Hay una imagen que me encantaría mostrarle a Hitch pues encapsula a la perfección el victorioso heroísmo kurdo frente a la barbarie de ISIS y seguramente lo conmovería hasta las lágrimas. En ella, una hermosa y joven peshmerga, ataviada con su uniforme de combate,  destruye con la culata de su fusil un espeluznante letrero colocado por ISIS, desde el que esos miserables trogloditas, que son rabiosamente misóginos porque aman la muerte y detestan la vida, indicaban cómo debía cubrirse una mujer antes de salir a la calle.

Sí, confieso que extraño mucho a Hitch y que quisiera seguir leyendo textos inéditos suyos cotidianamente.

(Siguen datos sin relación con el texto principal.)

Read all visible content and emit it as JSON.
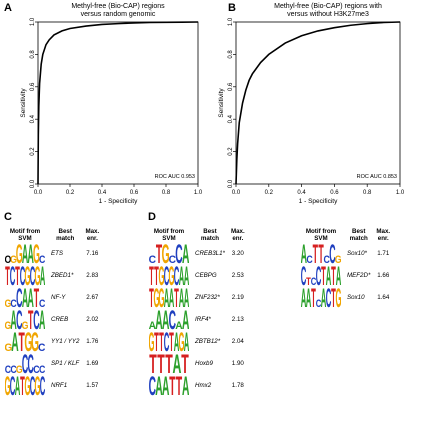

Y no sólo escritos políticos, sino también sus penetrantes y bellísimos ensayos literarios, pues no hay que olvidar que el tipo era cultísimo y podía hablar de la poesía de Philip Larkin o el vasto universo novelístico de Anthony Powell con la misma gracia y soltura con la que desmenuzaba las intrigas al interior los servicios secretos paquistaníes o exhibía el verdadero rostro de respetados criminales como Henry Kissinger o el de santones canonizados por la ignorancia y la ingenuidad colectiva, como en el caso de la “Madre Teresa” o el mismísimo Gandhi.

Como buen ateo, creo que la muerte es el fin de la existencia y que más allá de ella reina el silencio y la nada. Pero eso es precisamente lo que dota a esta vida de sentido, pues vuelve precioso cada instante irrecuperable. Y es que todo lo auténticamente valioso: la juventud, la belleza, el amor y la vida misma, es efímero. Hitch se fue para siempre hace ya cuatro años, pero quienes lo extrañamos podemos encontrar consuelo recordándolo con afecto y gratitud mientras releemos sus mejores ensayos y bebemos un buen whisky en su honor.

Y también, ¿por qué no?, podríamos esforzarnos por estar a la altura de su legado moral e intelectual: Analizando siempre con ojo crítico y temperamento escéptico la realidad circundante, denunciando, con elegancia pero sin contemplaciones, la falsedad, la hipocresía y la maldad de la que seamos testigos, y disfrutando de los grandes placeres de la vida: la amistad, la literatura, el amor, el conocimiento, el sexo, el alcohol y la buena comida, con la misma curiosa y generosa intensidad con la que él lo hizo hasta que su cuerpo enfermo se lo permitió.